Dear Abby of all people jumps into the debate over blogging. This debate tends to boil down to two equally ridiculous camps.
On the one side are the people who argue that you’d have to be insane to actually maintain a weblog or personal website. Don’t you know that potential employers could read your website and decide not to hire you based on it?
On the other side are people who think that they have an entitlement to post pretty much anything they want in a public forum and should never be held accountable for their statements. These are the people who write about how annoying their co-workers are or employers are, and then act surprised when they are reprimanded or even fired for their actions.
For the most part, I have no sympathy for these folks. I cannot imagine publicly posting about the ups and downs I experience in my job, even in vague terms, unless it was explicitly authorized by my employer (as some of Microsoft’s employees do, for example).

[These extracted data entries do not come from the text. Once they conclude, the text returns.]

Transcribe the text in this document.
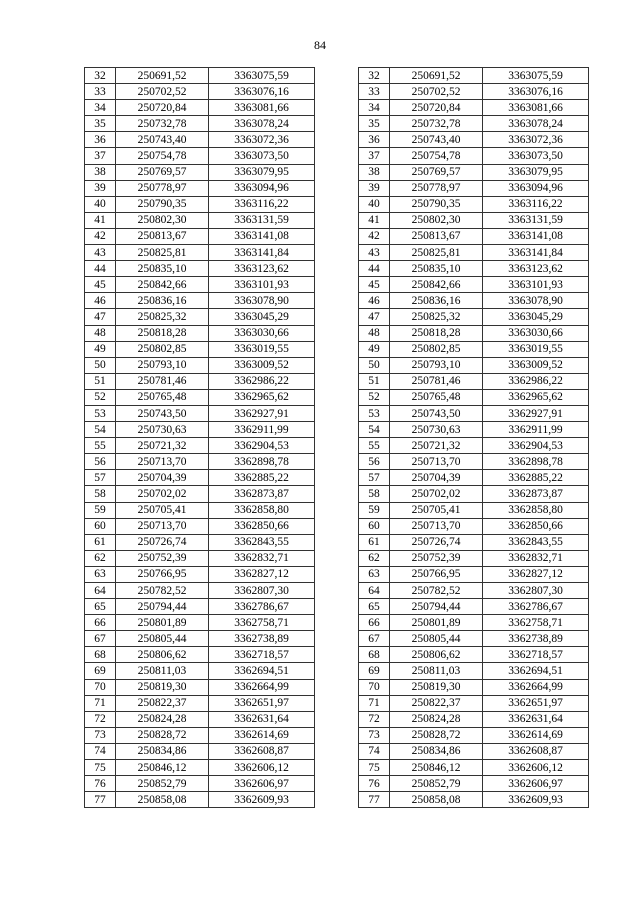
84
32	250691,52	3363075,59
33	250702,52	3363076,16
34	250720,84	3363081,66
35	250732,78	3363078,24
36	250743,40	3363072,36
37	250754,78	3363073,50
38	250769,57	3363079,95
39	250778,97	3363094,96
40	250790,35	3363116,22
41	250802,30	3363131,59
42	250813,67	3363141,08
43	250825,81	3363141,84
44	250835,10	3363123,62
45	250842,66	3363101,93
46	250836,16	3363078,90
47	250825,32	3363045,29
48	250818,28	3363030,66
49	250802,85	3363019,55
50	250793,10	3363009,52
51	250781,46	3362986,22
52	250765,48	3362965,62
53	250743,50	3362927,91
54	250730,63	3362911,99
55	250721,32	3362904,53
56	250713,70	3362898,78
57	250704,39	3362885,22
58	250702,02	3362873,87
59	250705,41	3362858,80
60	250713,70	3362850,66
61	250726,74	3362843,55
62	250752,39	3362832,71
63	250766,95	3362827,12
64	250782,52	3362807,30
65	250794,44	3362786,67
66	250801,89	3362758,71
67	250805,44	3362738,89
68	250806,62	3362718,57
69	250811,03	3362694,51
70	250819,30	3362664,99
71	250822,37	3362651,97
72	250824,28	3362631,64
73	250828,72	3362614,69
74	250834,86	3362608,87
75	250846,12	3362606,12
76	250852,79	3362606,97
77	250858,08	3362609,93
32	250691,52	3363075,59
33	250702,52	3363076,16
34	250720,84	3363081,66
35	250732,78	3363078,24
36	250743,40	3363072,36
37	250754,78	3363073,50
38	250769,57	3363079,95
39	250778,97	3363094,96
40	250790,35	3363116,22
41	250802,30	3363131,59
42	250813,67	3363141,08
43	250825,81	3363141,84
44	250835,10	3363123,62
45	250842,66	3363101,93
46	250836,16	3363078,90
47	250825,32	3363045,29
48	250818,28	3363030,66
49	250802,85	3363019,55
50	250793,10	3363009,52
51	250781,46	3362986,22
52	250765,48	3362965,62
53	250743,50	3362927,91
54	250730,63	3362911,99
55	250721,32	3362904,53
56	250713,70	3362898,78
57	250704,39	3362885,22
58	250702,02	3362873,87
59	250705,41	3362858,80
60	250713,70	3362850,66
61	250726,74	3362843,55
62	250752,39	3362832,71
63	250766,95	3362827,12
64	250782,52	3362807,30
65	250794,44	3362786,67
66	250801,89	3362758,71
67	250805,44	3362738,89
68	250806,62	3362718,57
69	250811,03	3362694,51
70	250819,30	3362664,99
71	250822,37	3362651,97
72	250824,28	3362631,64
73	250828,72	3362614,69
74	250834,86	3362608,87
75	250846,12	3362606,12
76	250852,79	3362606,97
77	250858,08	3362609,93
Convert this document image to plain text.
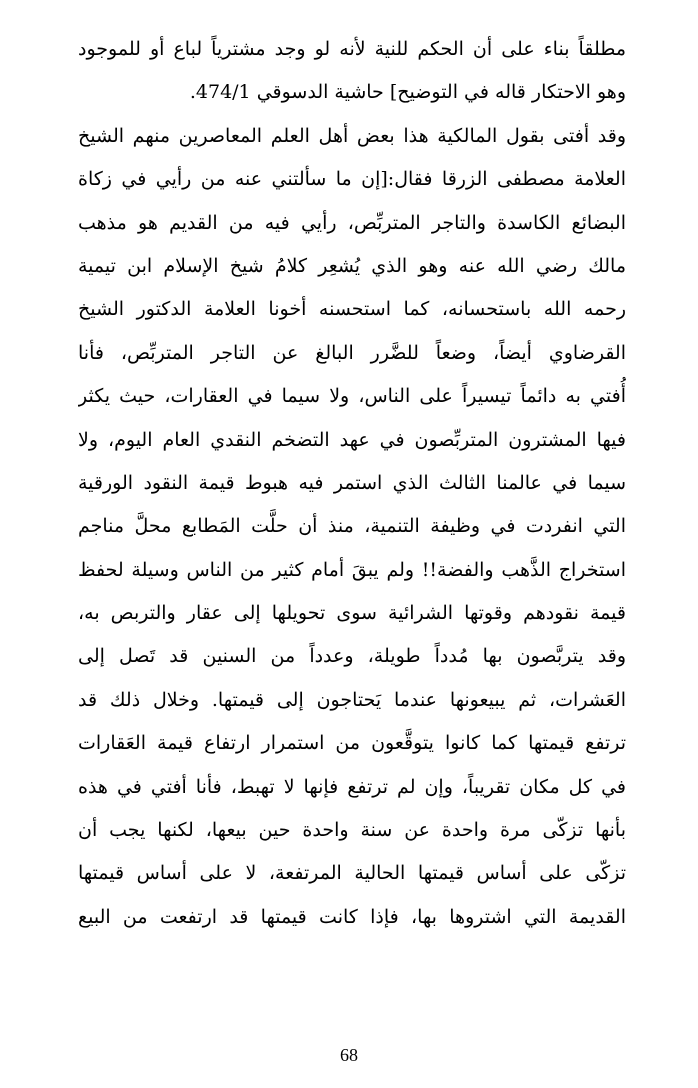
مطلقاً بناء على أن الحكم للنية لأنه لو وجد مشترياً لباع أو للموجود
وهو الاحتكار قاله في التوضيح] حاشية الدسوقي 474/1.
وقد أفتى بقول المالكية هذا بعض أهل العلم المعاصرين منهم الشيخ
العلامة مصطفى الزرقا فقال:[إن ما سألتني عنه من رأيي في زكاة
البضائع الكاسدة والتاجر المتربِّص، رأيي فيه من القديم هو مذهب
مالك رضي الله عنه وهو الذي يُشعِر كلامُ شيخ الإسلام ابن تيمية
رحمه الله باستحسانه، كما استحسنه أخونا العلامة الدكتور الشيخ
القرضاوي أيضاً، وضعاً للضَّرر البالغ عن التاجر المتربِّص، فأنا
أُفتي به دائماً تيسيراً على الناس، ولا سيما في العقارات، حيث يكثر
فيها المشترون المتربِّصون في عهد التضخم النقدي العام اليوم، ولا
سيما في عالمنا الثالث الذي استمر فيه هبوط قيمة النقود الورقية
التي انفردت في وظيفة التنمية، منذ أن حلَّت المَطابع محلَّ مناجم
استخراج الذَّهب والفضة!! ولم يبقَ أمام كثير من الناس وسيلة لحفظ
قيمة نقودهم وقوتها الشرائية سوى تحويلها إلى عقار والتربص به،
وقد يتربَّصون بها مُدداً طويلة، وعدداً من السنين قد تَصل إلى
العَشرات، ثم يبيعونها عندما يَحتاجون إلى قيمتها. وخلال ذلك قد
ترتفع قيمتها كما كانوا يتوقَّعون من استمرار ارتفاع قيمة العَقارات
في كل مكان تقريباً، وإن لم ترتفع فإنها لا تهبط، فأنا أفتي في هذه
بأنها تزكّى مرة واحدة عن سنة واحدة حين بيعها، لكنها يجب أن
تزكّى على أساس قيمتها الحالية المرتفعة، لا على أساس قيمتها
القديمة التي اشتروها بها، فإذا كانت قيمتها قد ارتفعت من البيع
68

I know if someone I worked with was publicly writing about their work experiences it would be very difficult to build any sort of trust with that person. Work environments are extremely artificial in that they bring together people from very diverse backgrounds with diverse motivations to accomplish a specific task or set of tasks. That makes it difficult enough for things to run smoothly without worrying that what you said in a meeting this morning is going to show up on someone’s Live Journal.
If criticism of blogging stopped there, I’d more than agree with it. But a number of critics go much further. There has been a series of articles published The Chronicle of Higher Education, for example, which have argued that those considering careers in higher education are killing their chances if they’re blogging. In one op-ed piece, for example, an anonymous writer mentioned a hiring committee considering hiring an individual to fill a vacant teaching position. This applicant actually mentioned his blog, and some members of the review committee visited the site. Based on what they found, they chose to pass on him.
According to the anonymous author,
But the site quickly revealed that the true passion of said blogger’s life was not academe at all, but the minutiae of software systems, server hardware, and other tech exotica. It’s one thing to be proficient in Microsoft Office applications or HTML, but we can’t afford to have our new hire ditching us to hang out in computer science after a few weeks on the job.
That, of course, is an extremely presumptuous judgment and relies on an odd thought process. On the one hand, the blogger who writes about his research, department, etc. would be seen as using his blog to write about private matters. On the other hand, by focusing on something outside of his day job, he was seen as not being serious about his primary area of study. Damned if you do, damned if you don’t.
Among academic-oriented blogs, it is fascinating to see how many professors feel compelled to remain anonymously despite the constant mantra about “academic freedom”.
I tend to be pretty laissez-faire about this sort of thing. After all, someone could read this blog and decide they don’t want to hire someone whose still collecting action figures and playing MMOPRGs as he’s approaching 40. As far as I’m concerned, though, that’s not necessarily a bad thing as I’m not sure I want to work for people who worry about those sort of things.
It is a shame that with all the talk about diversity in the workplace that once you get past race and sex some people still expect everyone they work with to be out of the same cookie cutter mold.